Tommie Sue Anthony, president of the Arkansas Advanced Initiative for Math and Science, speaks to the Arkansas Board of Education Monday.

— A program aimed at increasing the number of students taking and scoring highly on Advanced Placement classes has resulted in "dramatic increases," an official said Monday at the monthly Arkansas Board of Education meeting.

Tommie Sue Anthony, president of the Arkansas Advanced Initiative for Math and Science, said the Exxon Mobil-funded program was implemented in 39 schools in 35 school districts in the 2011-2012 school year, helping place more than 10,200 students in AP math, science and English classes.

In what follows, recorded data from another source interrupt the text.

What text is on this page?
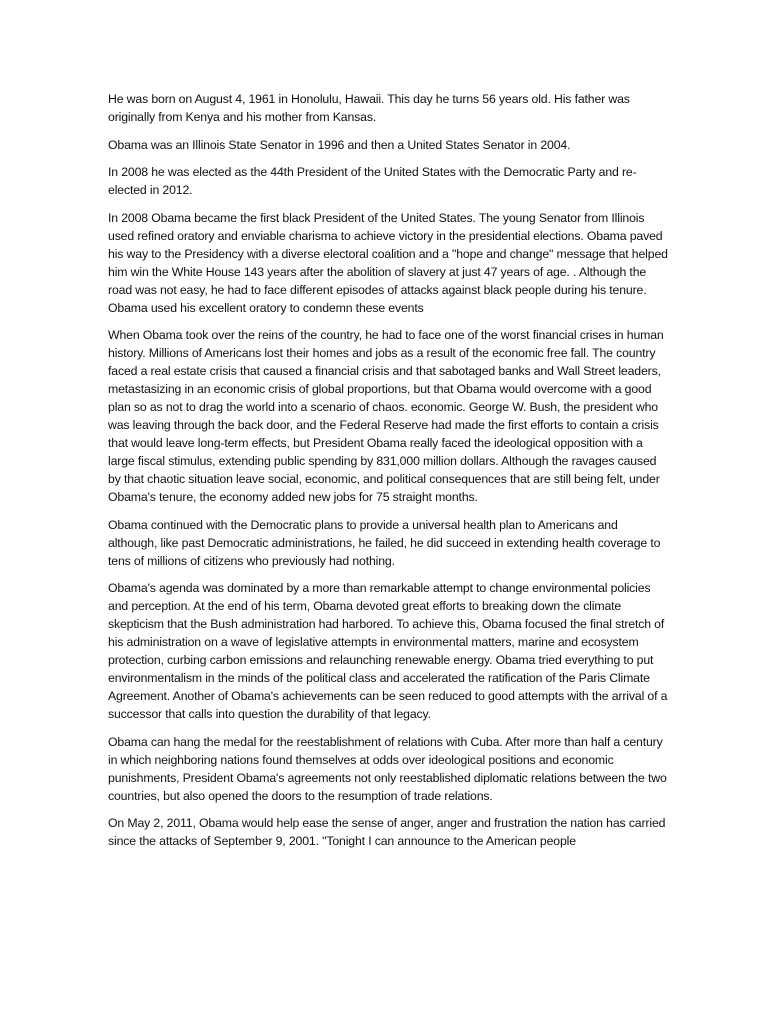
He was born on August 4, 1961 in Honolulu, Hawaii. This day he turns 56 years old. His father was originally from Kenya and his mother from Kansas.

Obama was an Illinois State Senator in 1996 and then a United States Senator in 2004.

In 2008 he was elected as the 44th President of the United States with the Democratic Party and re-elected in 2012.

In 2008 Obama became the first black President of the United States. The young Senator from Illinois used refined oratory and enviable charisma to achieve victory in the presidential elections. Obama paved his way to the Presidency with a diverse electoral coalition and a "hope and change" message that helped him win the White House 143 years after the abolition of slavery at just 47 years of age. . Although the road was not easy, he had to face different episodes of attacks against black people during his tenure. Obama used his excellent oratory to condemn these events

When Obama took over the reins of the country, he had to face one of the worst financial crises in human history. Millions of Americans lost their homes and jobs as a result of the economic free fall. The country faced a real estate crisis that caused a financial crisis and that sabotaged banks and Wall Street leaders, metastasizing in an economic crisis of global proportions, but that Obama would overcome with a good plan so as not to drag the world into a scenario of chaos. economic. George W. Bush, the president who was leaving through the back door, and the Federal Reserve had made the first efforts to contain a crisis that would leave long-term effects, but President Obama really faced the ideological opposition with a large fiscal stimulus, extending public spending by 831,000 million dollars. Although the ravages caused by that chaotic situation leave social, economic, and political consequences that are still being felt, under Obama's tenure, the economy added new jobs for 75 straight months.

Obama continued with the Democratic plans to provide a universal health plan to Americans and although, like past Democratic administrations, he failed, he did succeed in extending health coverage to tens of millions of citizens who previously had nothing.

Obama's agenda was dominated by a more than remarkable attempt to change environmental policies and perception. At the end of his term, Obama devoted great efforts to breaking down the climate skepticism that the Bush administration had harbored. To achieve this, Obama focused the final stretch of his administration on a wave of legislative attempts in environmental matters, marine and ecosystem protection, curbing carbon emissions and relaunching renewable energy. Obama tried everything to put environmentalism in the minds of the political class and accelerated the ratification of the Paris Climate Agreement. Another of Obama's achievements can be seen reduced to good attempts with the arrival of a successor that calls into question the durability of that legacy.

Obama can hang the medal for the reestablishment of relations with Cuba. After more than half a century in which neighboring nations found themselves at odds over ideological positions and economic punishments, President Obama's agreements not only reestablished diplomatic relations between the two countries, but also opened the doors to the resumption of trade relations.

On May 2, 2011, Obama would help ease the sense of anger, anger and frustration the nation has carried since the attacks of September 9, 2001. "Tonight I can announce to the American people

The schools were brought into the program in four clusters over the past four years, and each has seen substantive gains in their varying participation times.

Anthony said the program schools on average saw a 62 percent increase in students taking an AP exam and a 56 percent increase in qualifying scores in the first year alone.

In 2012, the 39 schools in the initiative accounted for 41 percent of all students taking an AP math, science or English exam and 43 percent of all qualifying scores.

"[That's] 14 percent of the schools doing this," Anthony said. "... I think it's pretty exciting and also pretty telling that our 39 schools produced more scores than the entire state did in 2006 in math, science and English."

Anthony said she couldn't provide a figure for how much it would cost to extend the program to all schools, though she noted it would require hiring "a lot more people." The five-year Exxon Mobil grant totaled $13.2 million.

Students who earn qualifying scores on AP tests can receive college credit, and the program also offered the incentive of $100 gift cards for the good results.